Currently, Cassandra 0.7.x allocates a 256MB contiguous byte array at the beginning of a memtable flush or compaction (presently hard-coded as Config.in_memory_compaction_limit_in_mb). When several memtable flushes are triggered at once (as by `nodetool flush` or `nodetool snapshot`), the tenured generation will typically experience extreme pressure as it attempts to locate [n] contiguous 256mb chunks of heap to allocate. This will often trigger a promotion failure, resulting in a stop-the-world GC until the allocation can be made. (Note that in the case of the "release valve" being triggered, the problem is even further exacerbated; the release valve will ironically trigger two contiguous 256MB allocations when attempting to flush the two largest memtables).

This patch sets the buffer to be used by BufferedRandomAccessFile to Math.min(bytesToWrite, BufferedRandomAccessFile.DEFAULT_BUFFER_SIZE) rather than a hard-coded 256MB. The typical resulting buffer size is 64kb.

I've taken some time to measure the impact of this change on the base 0.7.4 release and with this patch applied. This test involved launching Cassandra, performing four million writes across three column families from three clients, and monitoring heap usage and garbage collections. Cassandra was launched with 2GB of heap and the default JVM options shipped with the project. This configuration has 7 column families with a total of 15GB of data.

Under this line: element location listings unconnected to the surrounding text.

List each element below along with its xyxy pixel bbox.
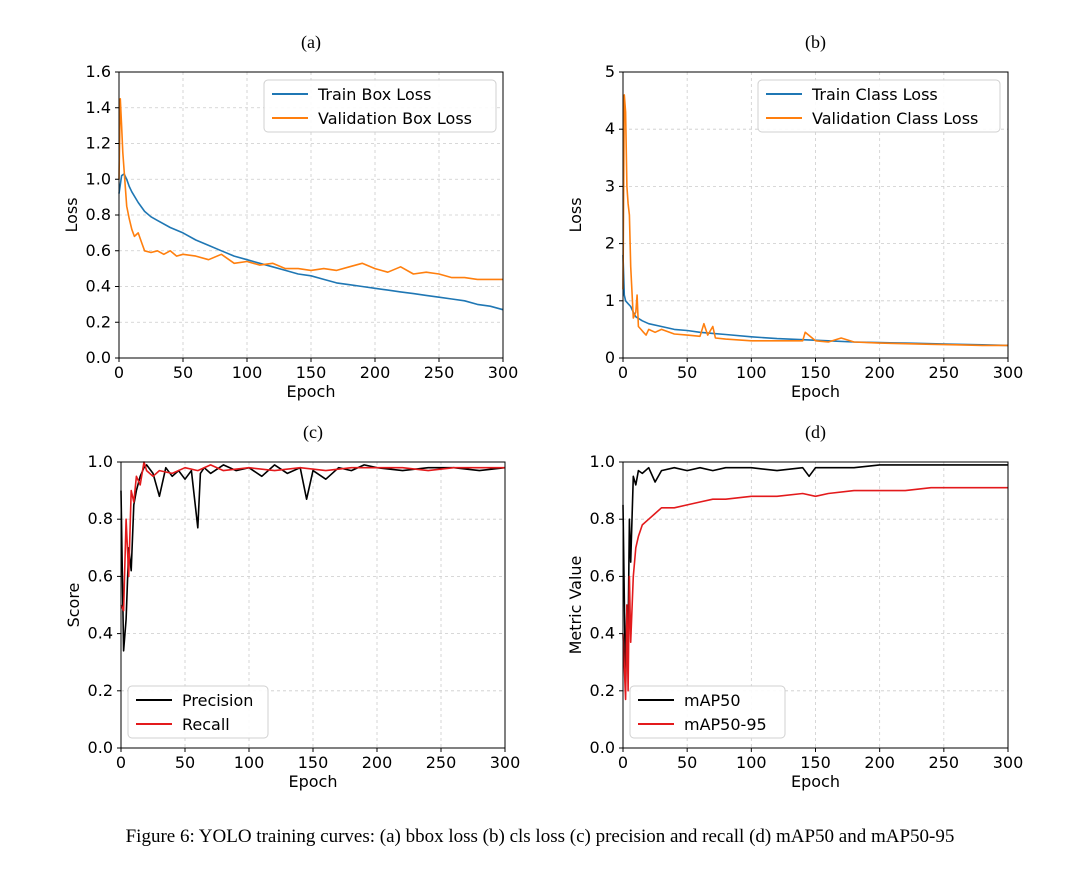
x-tick-label: 50 — [677, 753, 697, 772]
y-tick-label: 0 — [605, 348, 615, 367]
y-axis-label: Loss — [566, 197, 585, 232]
y-tick-label: 4 — [605, 119, 615, 138]
x-tick-label: 200 — [864, 363, 895, 382]
x-tick-label: 0 — [114, 363, 124, 382]
x-tick-label: 50 — [175, 753, 195, 772]
y-tick-label: 1.0 — [590, 452, 615, 471]
y-tick-label: 0.0 — [590, 738, 615, 757]
y-tick-label: 0.8 — [590, 509, 615, 528]
y-tick-label: 1.0 — [86, 169, 111, 188]
y-tick-label: 1.6 — [86, 62, 111, 81]
x-tick-label: 0 — [116, 753, 126, 772]
y-tick-label: 0.8 — [86, 205, 111, 224]
x-tick-label: 100 — [736, 363, 767, 382]
x-tick-label: 300 — [993, 753, 1024, 772]
x-tick-label: 150 — [800, 363, 831, 382]
legend-label: Validation Box Loss — [318, 109, 472, 128]
x-tick-label: 150 — [296, 363, 327, 382]
y-tick-label: 0.0 — [88, 738, 113, 757]
y-tick-label: 1 — [605, 291, 615, 310]
y-tick-label: 0.6 — [86, 241, 111, 260]
y-tick-label: 0.2 — [88, 681, 113, 700]
x-tick-label: 300 — [490, 753, 521, 772]
series-line-map50-95 — [622, 486, 1008, 701]
x-tick-label: 200 — [360, 363, 391, 382]
y-tick-label: 0.4 — [86, 277, 111, 296]
legend-box — [263, 79, 497, 133]
legend: Precision Recall — [127, 685, 269, 739]
series-line-recall — [120, 461, 505, 612]
legend: Train Box Loss Validation Box Loss — [263, 79, 497, 133]
x-tick-label: 200 — [362, 753, 393, 772]
x-tick-label: 100 — [736, 753, 767, 772]
legend-label: Validation Class Loss — [812, 109, 978, 128]
y-tick-label: 3 — [605, 176, 615, 195]
x-tick-label: 0 — [618, 363, 628, 382]
x-tick-label: 50 — [677, 363, 697, 382]
figure-caption: Figure 6: YOLO training curves: (a) bbox… — [125, 826, 955, 847]
x-tick-label: 300 — [488, 363, 519, 382]
series-line-train-box-loss — [118, 173, 504, 311]
y-tick-label: 0.2 — [590, 681, 615, 700]
x-tick-label: 250 — [929, 753, 960, 772]
series-line-map50 — [622, 464, 1008, 692]
legend-label: Train Box Loss — [317, 85, 431, 104]
y-tick-label: 5 — [605, 62, 615, 81]
chart-panel-d: 0 50 100 150 200 250 300 0.0 0.2 0.4 0.6 0.8 1.0 Epoc… — [566, 422, 1023, 791]
x-tick-label: 50 — [173, 363, 193, 382]
chart-title: (a) — [301, 32, 321, 53]
x-tick-label: 250 — [426, 753, 457, 772]
legend-label: mAP50 — [684, 691, 741, 710]
x-tick-label: 250 — [424, 363, 455, 382]
y-tick-label: 0.4 — [590, 624, 615, 643]
legend: mAP50 mAP50-95 — [629, 685, 786, 739]
y-tick-label: 0.8 — [88, 509, 113, 528]
y-tick-label: 0.6 — [88, 566, 113, 585]
legend-label: Recall — [182, 715, 230, 734]
chart-title: (c) — [303, 422, 323, 443]
x-tick-label: 150 — [298, 753, 329, 772]
x-tick-label: 100 — [232, 363, 263, 382]
y-tick-label: 2 — [605, 234, 615, 253]
y-tick-label: 1.4 — [86, 98, 111, 117]
chart-title: (d) — [805, 422, 826, 443]
legend-label: mAP50-95 — [684, 715, 767, 734]
y-tick-label: 1.0 — [88, 452, 113, 471]
legend-box — [757, 79, 1001, 133]
chart-title: (b) — [805, 32, 826, 53]
y-tick-label: 0.2 — [86, 312, 111, 331]
x-tick-label: 100 — [234, 753, 265, 772]
chart-panel-b: 0 50 100 150 200 250 300 0 1 2 3 4 5 Epoch Loss (b) Trai… — [566, 32, 1023, 401]
chart-panel-a: 0 50 100 150 200 250 300 0.0 0.2 0.4 0.6 0.8 1.0 1.2 1… — [62, 32, 518, 401]
x-axis-label: Epoch — [289, 772, 338, 791]
y-tick-label: 0.6 — [590, 566, 615, 585]
y-tick-label: 1.2 — [86, 134, 111, 153]
x-tick-label: 300 — [993, 363, 1024, 382]
x-tick-label: 0 — [618, 753, 628, 772]
y-tick-label: 0.4 — [88, 624, 113, 643]
x-axis-label: Epoch — [791, 382, 840, 401]
legend: Train Class Loss Validation Class Loss — [757, 79, 1001, 133]
y-axis-label: Metric Value — [566, 556, 585, 655]
x-tick-label: 150 — [800, 753, 831, 772]
series-line-validation-class-loss — [622, 94, 1008, 347]
legend-label: Precision — [182, 691, 253, 710]
chart-panel-c: 0 50 100 150 200 250 300 0.0 0.2 0.4 0.6 0.8 1.0 Epoc… — [64, 422, 520, 791]
series-line-validation-box-loss — [118, 98, 503, 281]
x-tick-label: 200 — [864, 753, 895, 772]
y-axis-label: Score — [64, 583, 83, 628]
x-tick-label: 250 — [929, 363, 960, 382]
y-tick-label: 0.0 — [86, 348, 111, 367]
x-axis-label: Epoch — [791, 772, 840, 791]
legend-label: Train Class Loss — [811, 85, 938, 104]
y-axis-label: Loss — [62, 197, 81, 232]
x-axis-label: Epoch — [287, 382, 336, 401]
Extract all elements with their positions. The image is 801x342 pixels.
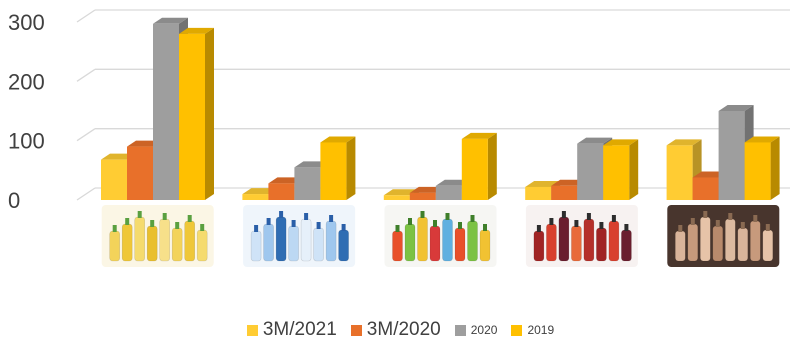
legend-item-2019: 2019 — [511, 323, 554, 337]
legend-item-3m-2020: 3M/2020 — [350, 319, 441, 341]
category-image-cosmetics — [667, 205, 780, 267]
bar-group-fruit-juices — [525, 137, 639, 200]
legend-label-2020: 2020 — [470, 323, 498, 337]
bar-2019-cosmetics — [744, 136, 780, 200]
bar-chart: 0 100 200 300 — [8, 9, 790, 267]
legend-item-2020: 2020 — [454, 323, 498, 337]
legend-label-2019: 2019 — [527, 323, 555, 337]
y-tick-label: 300 — [8, 10, 45, 35]
bar-2019-soft-drinks — [461, 132, 497, 200]
category-image-bottled-water — [243, 205, 356, 267]
bar-group-vegetable-oil — [101, 17, 214, 201]
legend-swatch-3m-2021 — [246, 324, 258, 336]
category-image-soft-drinks — [384, 205, 497, 267]
bar-group-bottled-water — [242, 136, 356, 200]
bar-2019-vegetable-oil — [179, 27, 214, 200]
y-tick-label: 200 — [8, 69, 45, 94]
legend-item-3m-2021: 3M/2021 — [246, 319, 337, 341]
y-tick-label: 100 — [8, 129, 45, 154]
legend-swatch-2020 — [454, 324, 466, 336]
y-tick-label: 0 — [8, 188, 20, 213]
legend-swatch-3m-2020 — [350, 324, 362, 336]
gridline-diagonal — [76, 68, 96, 82]
legend-swatch-2019 — [511, 324, 523, 336]
legend-label-3m-2020: 3M/2020 — [366, 319, 441, 340]
gridline-diagonal — [76, 128, 96, 142]
bar-2019-bottled-water — [320, 136, 356, 200]
gridline-diagonal — [76, 187, 96, 201]
category-image-fruit-juices — [525, 205, 638, 267]
legend: 3M/2021 3M/2020 2020 2019 — [0, 318, 801, 342]
category-images — [101, 205, 780, 267]
gridline-diagonal — [76, 9, 96, 23]
bars — [101, 17, 780, 201]
y-axis-ticks: 0 100 200 300 — [8, 10, 45, 213]
category-image-vegetable-oil — [101, 205, 214, 267]
bar-group-soft-drinks — [383, 132, 497, 200]
legend-label-3m-2021: 3M/2021 — [262, 319, 337, 340]
bar-2019-fruit-juices — [603, 139, 639, 200]
bar-group-cosmetics — [666, 105, 780, 200]
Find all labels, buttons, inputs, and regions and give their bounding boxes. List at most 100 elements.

Here's the base 0.7.4 release:
http://cl.ly/413g2K06121z252e2t10

Note that on launch, we see a flush + compaction triggered almost immediately, resulting in at least 7x very quick 256MB allocations maxing out the heap, resulting in a promotion failure and a full GC. As flushes proceeed, we see that most of these have a corresponding CMS, consistent with the pattern of a large allocation and immediate collection. We see a second promotion failure and full GC at the 75% mark as the allocations cannot be satisfied without a collection, along with several CMSs in between. In the failure cases, the allocation requests occur so quickly that a standard CMS phase cannot completed before a ParNew attempts to promote the surviving byte array into the tenured generation. The heap usage and GC profile of this graph is very unhealthy.

Here's the 0.7.4 release with this patch applied:
http://cl.ly/050I1g26401B1X0w3s1f

This graph is very different. At launch, rather than a immediate spike to full allocation and a promotion failure, we see a slow allocation slope reaching only 1/8th of total heap size. As writes begin, we see several flushes and compactions, but none result in immediate, large allocations. The ParNew collector keeps up with collections far more ably, resulting in only one healthy CMS collection with no promotion failure. Unlike the unhealthy rapid allocation and massive collection pattern we see in the first graph, this graph depicts a healthy sawtooth pattern of ParNews and an occasional effective CMS with no danger of heap fragmentation resulting in a promotion failure.

The bottom line is that there's no need to allocate a hard-coded 256MB write buffer for flushing memtables and compactions to disk. Doing so results in unhealthy rapid allocation patterns and increases the probability of triggering promotion failures and full stop-the-world GCs which can cause nodes to become unresponsive and shunned from the ring during flushes and compactions.